Nun ist klar, wie sich die Röm.-Kath. Kirche in Deutschland der DatenschutzGrundVerOrdnung angenähert hat. Nur so weit, dass dieser keine Probleme auf europäischer Ebene drohen (können). Ganz koscher ist das nicht, und wir bedauern alle Mißbrauchsopfer, sowie anderweitig durch diese Institution geschädigten Staatsbürger:innen. Gleichzeitig bedanken wir uns bei allen kath. Geistlichen, welche ein solches „Trauerspiel“ nicht mitmachen, und trotzdem durch Auskünfte hilfsbereit sind. Somit sind unsere Recherchen zwar etwas umfangreicher, aber letztlich doch Ziel führend. Den sog. „Beifang erhalten auf diese Weise Stellen welche diese Informationen noch besser nutzen können wie wir.

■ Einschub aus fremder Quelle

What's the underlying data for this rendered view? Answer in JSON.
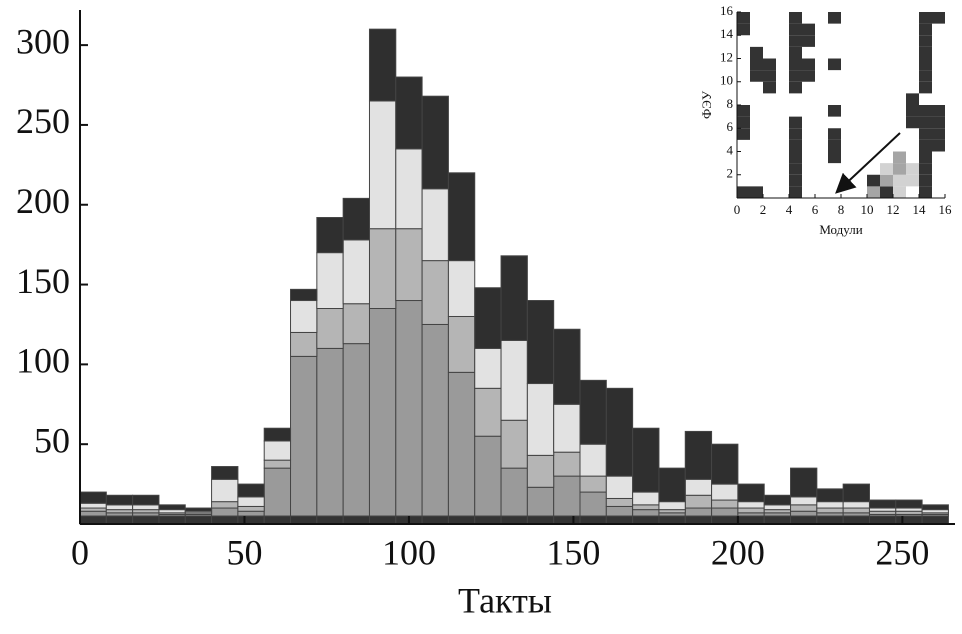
{
  "chart_data": [
    {
      "type": "histogram",
      "xlabel": "Такты",
      "bins": [
        0,
        8,
        16,
        24,
        32,
        40,
        48,
        56,
        64,
        72,
        80,
        88,
        96,
        104,
        112,
        120,
        128,
        136,
        144,
        152,
        160,
        168,
        176,
        184,
        192,
        200,
        208,
        216,
        224,
        232,
        240,
        248,
        256,
        264
      ],
      "series": [
        {
          "color": "#333333",
          "values": [
            5,
            5,
            5,
            5,
            5,
            5,
            5,
            5,
            5,
            5,
            5,
            5,
            5,
            5,
            5,
            5,
            5,
            5,
            5,
            5,
            5,
            5,
            5,
            5,
            5,
            5,
            5,
            5,
            5,
            5,
            5,
            5,
            5
          ]
        },
        {
          "color": "#9a9a9a",
          "values": [
            3,
            2,
            2,
            1,
            1,
            5,
            3,
            30,
            100,
            105,
            108,
            130,
            135,
            120,
            90,
            50,
            30,
            18,
            25,
            15,
            6,
            4,
            2,
            5,
            5,
            2,
            2,
            3,
            2,
            2,
            1,
            1,
            1
          ]
        },
        {
          "color": "#b5b5b5",
          "values": [
            2,
            2,
            2,
            1,
            1,
            4,
            3,
            5,
            15,
            25,
            25,
            50,
            45,
            40,
            35,
            30,
            30,
            20,
            15,
            10,
            5,
            3,
            2,
            8,
            5,
            3,
            2,
            4,
            3,
            3,
            2,
            2,
            1
          ]
        },
        {
          "color": "#e2e2e2",
          "values": [
            3,
            3,
            3,
            2,
            1,
            14,
            6,
            12,
            20,
            35,
            40,
            80,
            50,
            45,
            35,
            25,
            50,
            45,
            30,
            20,
            14,
            8,
            5,
            10,
            10,
            4,
            3,
            5,
            4,
            4,
            2,
            2,
            2
          ]
        },
        {
          "color": "#2f2f2f",
          "values": [
            7,
            6,
            6,
            3,
            2,
            8,
            8,
            8,
            7,
            22,
            26,
            45,
            45,
            58,
            55,
            38,
            53,
            52,
            47,
            40,
            55,
            40,
            21,
            30,
            25,
            11,
            6,
            18,
            8,
            11,
            5,
            5,
            3
          ]
        }
      ],
      "xlim": [
        0,
        266
      ],
      "ylim": [
        0,
        322
      ],
      "xticks": [
        0,
        50,
        100,
        150,
        200,
        250
      ],
      "yticks": [
        50,
        100,
        150,
        200,
        250,
        300
      ]
    },
    {
      "type": "heatmap",
      "xlabel": "Модули",
      "ylabel": "ФЭУ",
      "xlim": [
        0,
        16
      ],
      "ylim": [
        0,
        16
      ],
      "xticks": [
        0,
        2,
        4,
        6,
        8,
        10,
        12,
        14,
        16
      ],
      "yticks": [
        2,
        4,
        6,
        8,
        10,
        12,
        14,
        16
      ],
      "level_colors": [
        "#d2d2d2",
        "#a5a5a5",
        "#333333"
      ],
      "cells": [
        [
          0,
          0,
          3
        ],
        [
          1,
          0,
          3
        ],
        [
          0,
          5,
          3
        ],
        [
          0,
          6,
          3
        ],
        [
          0,
          7,
          3
        ],
        [
          0,
          14,
          3
        ],
        [
          0,
          15,
          3
        ],
        [
          1,
          10,
          3
        ],
        [
          1,
          11,
          3
        ],
        [
          1,
          12,
          3
        ],
        [
          2,
          9,
          3
        ],
        [
          2,
          10,
          3
        ],
        [
          2,
          11,
          3
        ],
        [
          4,
          0,
          3
        ],
        [
          4,
          1,
          3
        ],
        [
          4,
          2,
          3
        ],
        [
          4,
          3,
          3
        ],
        [
          4,
          4,
          3
        ],
        [
          4,
          5,
          3
        ],
        [
          4,
          6,
          3
        ],
        [
          4,
          9,
          3
        ],
        [
          4,
          10,
          3
        ],
        [
          4,
          11,
          3
        ],
        [
          4,
          12,
          3
        ],
        [
          4,
          13,
          3
        ],
        [
          4,
          14,
          3
        ],
        [
          4,
          15,
          3
        ],
        [
          5,
          10,
          3
        ],
        [
          5,
          11,
          3
        ],
        [
          5,
          13,
          3
        ],
        [
          5,
          14,
          3
        ],
        [
          7,
          15,
          3
        ],
        [
          7,
          11,
          3
        ],
        [
          7,
          7,
          3
        ],
        [
          7,
          3,
          3
        ],
        [
          7,
          4,
          3
        ],
        [
          7,
          5,
          3
        ],
        [
          10,
          0,
          2
        ],
        [
          10,
          1,
          3
        ],
        [
          11,
          0,
          3
        ],
        [
          11,
          1,
          2
        ],
        [
          11,
          2,
          1
        ],
        [
          12,
          0,
          1
        ],
        [
          12,
          1,
          1
        ],
        [
          12,
          2,
          2
        ],
        [
          12,
          3,
          2
        ],
        [
          13,
          1,
          1
        ],
        [
          13,
          2,
          1
        ],
        [
          13,
          6,
          3
        ],
        [
          13,
          7,
          3
        ],
        [
          13,
          8,
          3
        ],
        [
          14,
          0,
          3
        ],
        [
          14,
          1,
          3
        ],
        [
          14,
          2,
          3
        ],
        [
          14,
          3,
          3
        ],
        [
          14,
          4,
          3
        ],
        [
          14,
          5,
          3
        ],
        [
          14,
          6,
          3
        ],
        [
          14,
          7,
          3
        ],
        [
          14,
          9,
          3
        ],
        [
          14,
          10,
          3
        ],
        [
          14,
          11,
          3
        ],
        [
          14,
          12,
          3
        ],
        [
          14,
          13,
          3
        ],
        [
          14,
          14,
          3
        ],
        [
          14,
          15,
          3
        ],
        [
          15,
          4,
          3
        ],
        [
          15,
          5,
          3
        ],
        [
          15,
          6,
          3
        ],
        [
          15,
          7,
          3
        ],
        [
          15,
          15,
          3
        ]
      ]
    }
  ]
}
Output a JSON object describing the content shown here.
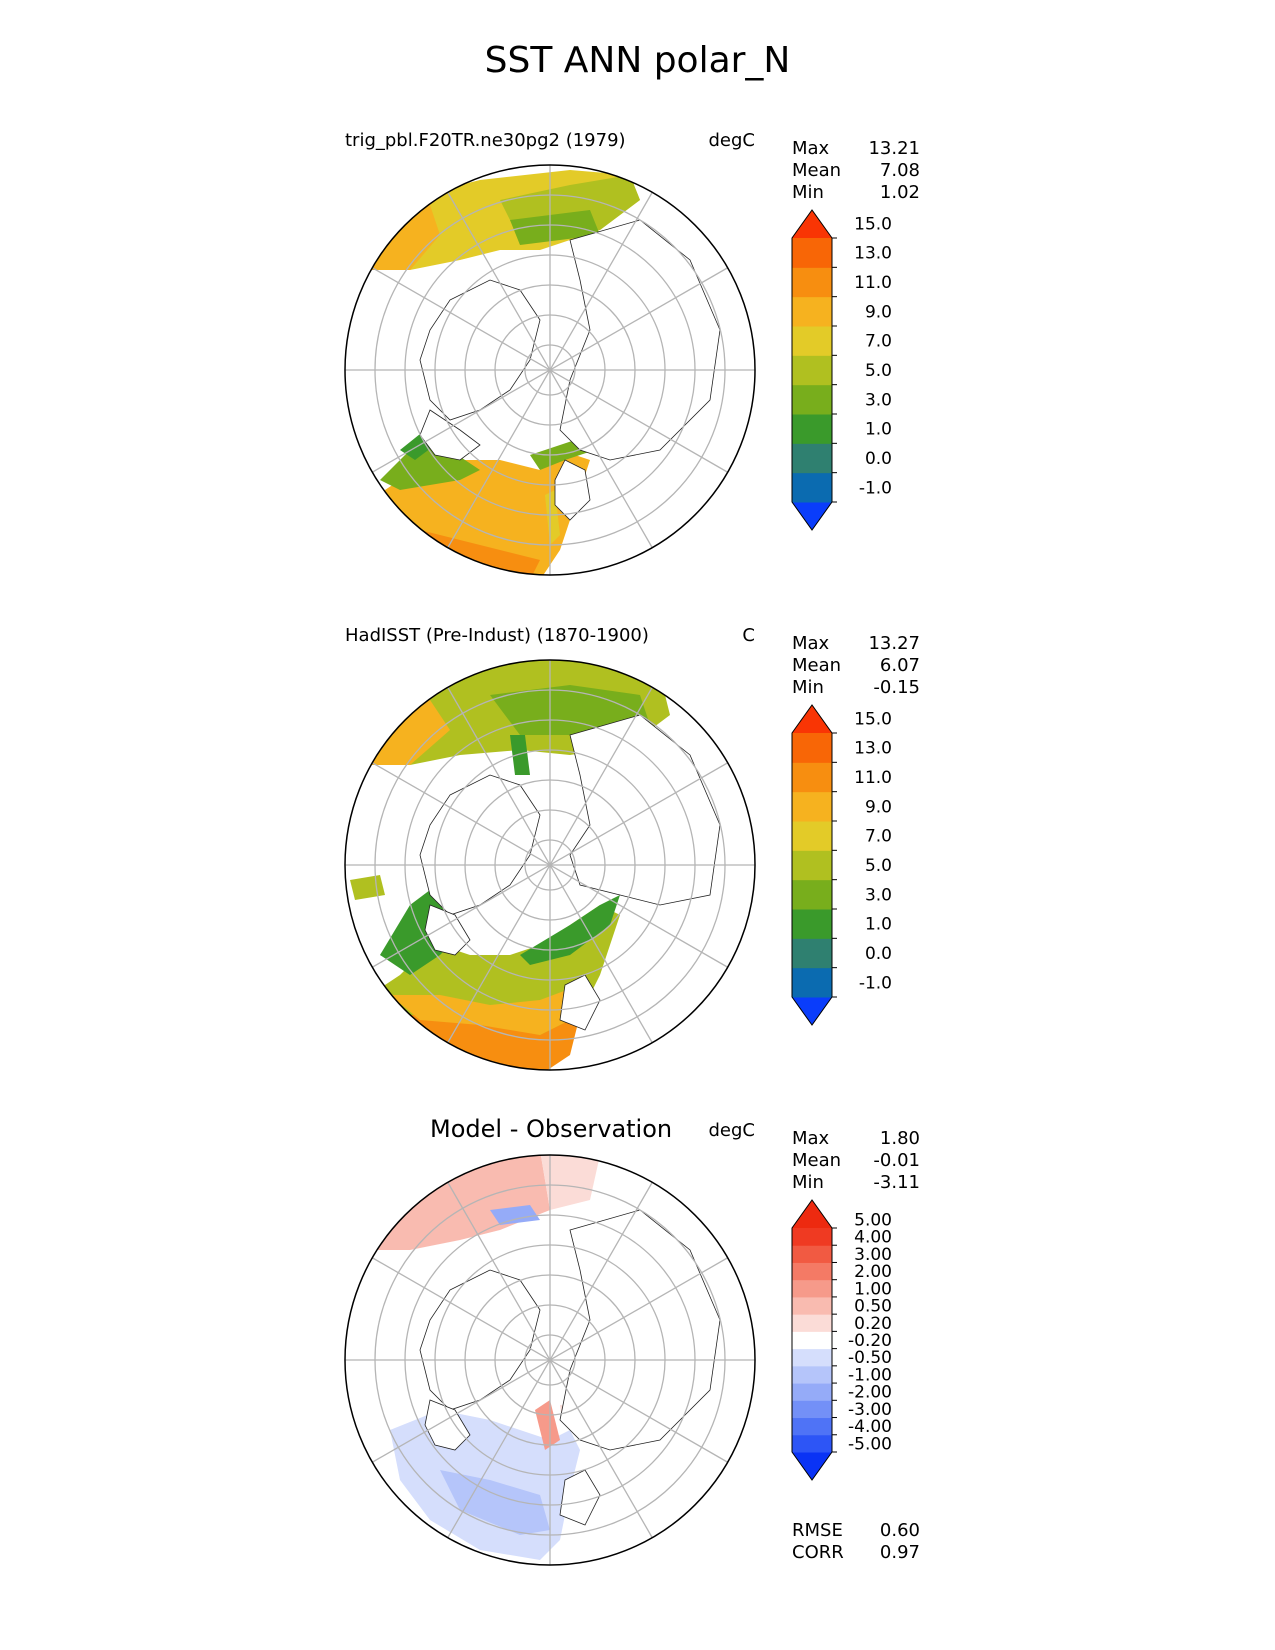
{
  "figure_title": "SST ANN polar_N",
  "chart_data": [
    {
      "type": "polar_map",
      "panel": "test",
      "title": "trig_pbl.F20TR.ne30pg2 (1979)",
      "units": "degC",
      "stats": {
        "max_label": "Max",
        "max": "13.21",
        "mean_label": "Mean",
        "mean": "7.08",
        "min_label": "Min",
        "min": "1.02"
      },
      "colorbar": {
        "levels": [
          -1.0,
          0.0,
          1.0,
          3.0,
          5.0,
          7.0,
          9.0,
          11.0,
          13.0,
          15.0
        ],
        "tick_labels": [
          "-1.0",
          "0.0",
          "1.0",
          "3.0",
          "5.0",
          "7.0",
          "9.0",
          "11.0",
          "13.0",
          "15.0"
        ],
        "colors": [
          "#0a3dfb",
          "#0b6bb0",
          "#2f8070",
          "#3a9a2b",
          "#78ae1c",
          "#b0c020",
          "#e3cb28",
          "#f6b21f",
          "#f78e10",
          "#f86606",
          "#f93504"
        ]
      }
    },
    {
      "type": "polar_map",
      "panel": "reference",
      "title": "HadISST (Pre-Indust) (1870-1900)",
      "units": "C",
      "stats": {
        "max_label": "Max",
        "max": "13.27",
        "mean_label": "Mean",
        "mean": "6.07",
        "min_label": "Min",
        "min": "-0.15"
      },
      "colorbar": {
        "levels": [
          -1.0,
          0.0,
          1.0,
          3.0,
          5.0,
          7.0,
          9.0,
          11.0,
          13.0,
          15.0
        ],
        "tick_labels": [
          "-1.0",
          "0.0",
          "1.0",
          "3.0",
          "5.0",
          "7.0",
          "9.0",
          "11.0",
          "13.0",
          "15.0"
        ],
        "colors": [
          "#0a3dfb",
          "#0b6bb0",
          "#2f8070",
          "#3a9a2b",
          "#78ae1c",
          "#b0c020",
          "#e3cb28",
          "#f6b21f",
          "#f78e10",
          "#f86606",
          "#f93504"
        ]
      }
    },
    {
      "type": "polar_map",
      "panel": "difference",
      "title": "Model - Observation",
      "units": "degC",
      "stats": {
        "max_label": "Max",
        "max": "1.80",
        "mean_label": "Mean",
        "mean": "-0.01",
        "min_label": "Min",
        "min": "-3.11"
      },
      "colorbar": {
        "levels": [
          -5.0,
          -4.0,
          -3.0,
          -2.0,
          -1.0,
          -0.5,
          -0.2,
          0.2,
          0.5,
          1.0,
          2.0,
          3.0,
          4.0,
          5.0
        ],
        "tick_labels": [
          "-5.00",
          "-4.00",
          "-3.00",
          "-2.00",
          "-1.00",
          "-0.50",
          "-0.20",
          "0.20",
          "0.50",
          "1.00",
          "2.00",
          "3.00",
          "4.00",
          "5.00"
        ],
        "colors": [
          "#0a33f5",
          "#2d55f6",
          "#4f73f6",
          "#7390f7",
          "#95abf8",
          "#b5c5fa",
          "#d5defc",
          "#ffffff",
          "#fbdcd7",
          "#f9bbb0",
          "#f69a8a",
          "#f47a65",
          "#f15a42",
          "#ef3a22",
          "#ed2a10"
        ]
      },
      "metrics": {
        "rmse_label": "RMSE",
        "rmse": "0.60",
        "corr_label": "CORR",
        "corr": "0.97"
      }
    }
  ]
}
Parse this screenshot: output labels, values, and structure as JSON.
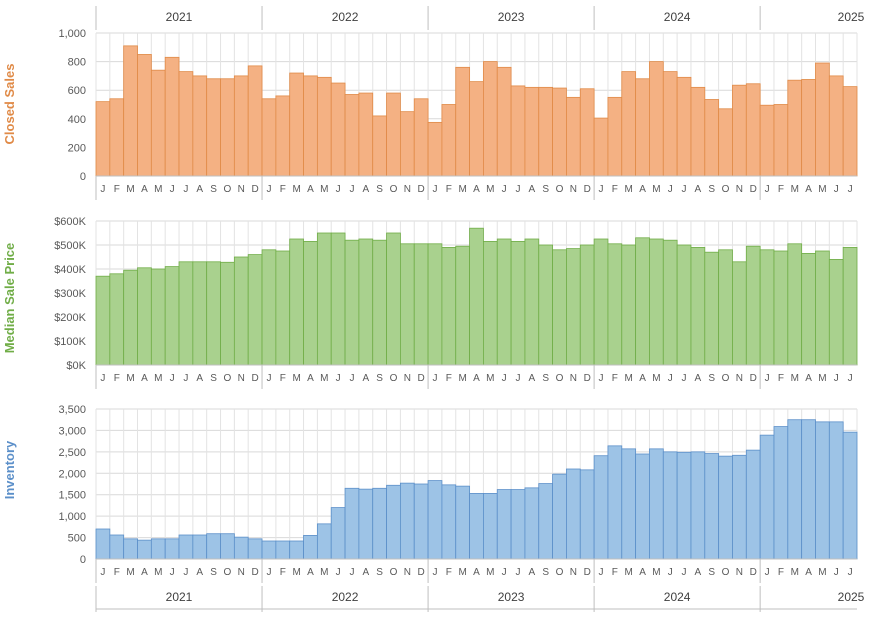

Auf diese Weise kann man die faulen Äpfel im Korb eingrenzen, und diese faulen Äpfel etwas genauer  einer Langzeitanalyse unterziehen, sowie auf mögliche Reisen ins Ausland etc. begleiten lassen. Nein, nicht als Druckmittel. Aber manche dieser fragwürdigen Geistlichen scheinen im Ausland Dinge „verlieren“ zu wollen, die schliesslich auch gegen die hier besuchten Staaten gerichtet ist/ sein könnten. So besuchten in der Vergangenheit manche kath. Geistliche just vor dortigen Wahlen bestimmte Länder, und es war nicht auszuschliessen, dass hier „von außen Einfluß auf den Ausgang dieser Wahlen hätte genommen werden“ sollen. Auch neben den üblichen Grundstückserwerbungen als „privat“ getarnte Erwerbe solcher Art waren unseren Informationen zufolge bereits öfter angedacht.

Kleiner Tipp: Wenn Sie schon Beichten müssen – unseren Informationen zufolge ist dies bestimmten Beamt:innen und Amtsträger:innen in Deutschland eher nicht gestattet – wählen Sie den Priester bei dem Sie dies tun sehr genau.